You may catch bluegills and shellcrackers that weigh as much as a pound each in this area.

The middle Delta, where the marsh grass ends, and the tree line starts, also yields excellent bream fishing.

Gantt And Point A Lakes

Gantt and Point A lakes are two more top bream fisheries in south Alabama Situated on the Conecuh River, both these small impoundments give up some big bluegills and redears. But particularly in the case of Point A, the shellcracker action can be outstanding.

Joe Addison said the waters of these twin reservoirs are quite fertile and weed-filled. Thus they provide excellent habitat for the panfish. Yet, these two sleepers get relatively light fishing pressure.

Gantt Lake holds 2700-acres of water in the community form which it derives its name. It is located north of Andalusia in Covington County, just off SR 29. There are 21 miles of shoreline on the impoundment.

Point A Lake is smaller at 600 acres and is immediately downstream of Gantt. The best access to Point A is via the boat ramp at the Alabama Electric Cooperative Park on Covington CR 59.

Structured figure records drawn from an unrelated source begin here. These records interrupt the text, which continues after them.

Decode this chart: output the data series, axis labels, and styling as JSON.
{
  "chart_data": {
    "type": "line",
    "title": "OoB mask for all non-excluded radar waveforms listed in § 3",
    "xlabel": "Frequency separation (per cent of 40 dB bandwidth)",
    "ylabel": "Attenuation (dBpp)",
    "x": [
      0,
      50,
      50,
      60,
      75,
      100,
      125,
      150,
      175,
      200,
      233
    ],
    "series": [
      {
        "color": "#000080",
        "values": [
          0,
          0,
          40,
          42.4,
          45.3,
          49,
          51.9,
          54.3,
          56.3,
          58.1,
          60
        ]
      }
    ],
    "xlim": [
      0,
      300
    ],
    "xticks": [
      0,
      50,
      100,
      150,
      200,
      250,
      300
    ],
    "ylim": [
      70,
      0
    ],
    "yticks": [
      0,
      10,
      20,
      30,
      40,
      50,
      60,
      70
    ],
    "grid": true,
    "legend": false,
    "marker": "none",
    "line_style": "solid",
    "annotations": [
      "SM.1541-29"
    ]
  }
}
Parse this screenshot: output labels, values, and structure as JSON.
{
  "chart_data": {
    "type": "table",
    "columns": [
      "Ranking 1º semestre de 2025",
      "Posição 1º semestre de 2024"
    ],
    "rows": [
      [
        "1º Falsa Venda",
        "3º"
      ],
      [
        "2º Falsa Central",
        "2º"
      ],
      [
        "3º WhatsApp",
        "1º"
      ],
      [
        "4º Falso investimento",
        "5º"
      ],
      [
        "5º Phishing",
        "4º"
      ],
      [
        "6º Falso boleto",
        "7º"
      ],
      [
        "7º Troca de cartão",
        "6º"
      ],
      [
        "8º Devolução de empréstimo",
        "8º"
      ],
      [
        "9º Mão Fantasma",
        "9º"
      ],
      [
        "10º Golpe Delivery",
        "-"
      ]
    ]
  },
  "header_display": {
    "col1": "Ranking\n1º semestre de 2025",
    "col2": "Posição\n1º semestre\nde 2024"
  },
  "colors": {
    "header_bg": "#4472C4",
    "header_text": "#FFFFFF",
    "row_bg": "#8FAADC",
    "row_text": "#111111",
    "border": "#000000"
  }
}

Coffee, Crenshaw & Escambia County Lakes

These three state public fishing lakes are all managed intensively for panfish action. They are also ideal for either boat or shore angling,

Escambia County, which is officially Leon Brooks Hines Lake, has 184 acres of water and is located in the Conecuh National Forest. The lake is 23 miles east of Brewton on Escambia CR 11.

For more details contact the lake manager at (251) 809-0068.

Coffee County Lake covers 80 acres and is situated 4 miles northwest of Elba, off Coffee CR 54. The lake manager can be reached at (334) 897-6833.

Fifty-three-acre Crenshaw County Lake sits 5 miles south of Luverne, off U.S. Highway 331, have numbers of bream. For information on its bream fishing call the lake manager at (334) 335-2572.

As with the other state lakes, a daily $3.00 fee is charged for fishing.